>-----Original Message-----
>From: Dave Jones [mailto:[email protected]]
>Sent: Friday, September 30, 2005 6:05 AM
>To: Pallipadi, Venkatesh
>Cc: Wes Felter; [email protected]
>Subject: Re: em64t speedstep technology not supported in kernel yet?
>
>On Fri, Sep 30, 2005 at 05:20:03AM -0700, Pallipadi, Venkatesh wrote:
> >
> > >-----Original Message-----
> > >From: [email protected]
> > >[mailto:[email protected]] On Behalf Of Wes Felter
> > >Sent: Thursday, September 29, 2005 11:58 AM
> > >To: [email protected]
> > >Subject: Re: em64t speedstep technology not supported in
>kernel yet?
> > >
> > >Richard Wohlstadter wrote:
> > >> Hello all,
> > >>
> > >> We recently had Intel give our company a roadmap
> > >presentation where they
> > >> told us that their enhanced speedstep technology was
> > >supported by linux
> > >> kernels 2.6.9+. I have since tried to get cpufreq speedstep
> > >driver to
> > >> work with no luck on our em64t Xeon 3.6g processors. Intel
> > >even has a
> > >> webpage describing the technology and how to get it
>working at url:
> > >>
>http://www.intel.com/cd/ids/developer/asmo-na/eng/195910.htm?prn=Y
> > >
> > >I think this is a BIOS problem; the BIOS needs to provide
>the proper
> > >ACPI frequency/voltage tables for cpufreq to use. You
>might want to
> > >harass your system/motherboard vendor.
> > >
> > >Alternately maybe you can find someone who can give you the
> > >secret table and then you can just hardcode it into the driver.
> >
> > Yes. Make sure speedstep is supported and enabled in BIOS.
>Typically,
> > there will be a BIOS config option under CPU section,
>called Speedstep,
> > Enhanced Speedstep or EIST or something like that.
>
>The BIOS tables make no difference at all however to the
>speedstep-centrino
>module (which in retrospect really should have been
>speedstep-est or something)
>as it has no OP() tables or cpu recognition for Xeons.
>
> Dave
Actually, speedstep-centrino works in two modes. One OP()
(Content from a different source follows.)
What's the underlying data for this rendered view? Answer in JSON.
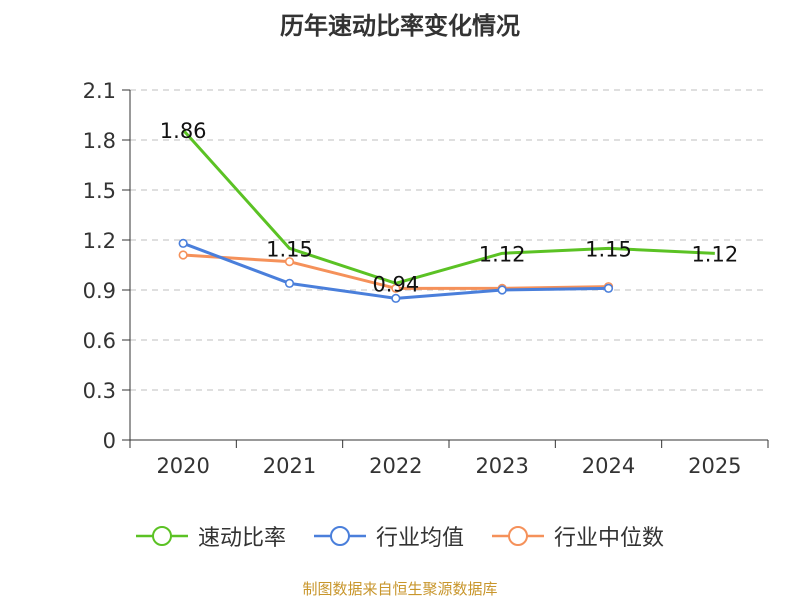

table based mode and the other ACPI table based mode. So,
BIOS ACPI tables do matter for the second mode and things
work without a static OP table.
Also, OP() table based modes is not really scalable as one
has to enter new tabled for every new model and also not
complete as it cannot take ACPI events (say different
P-states for battery or AC on laptop, which may not matter
that much for Xeon...). That's the reason we want to have
ACPI/BIOS based speedstep as much as possible. Of course
there will always be broken BIOSes which we have
to workaround....
In this particular case though, for Xeon with Enhanced Speedstep,
acpi-cpufreq should be the driver of choice as there is a need
for coordination of HT siblings, which happen in BIOS at the
moment with most BIOSes. That is the reason, I want to make
sure BIOS supports Enhanced Speedstep in this case.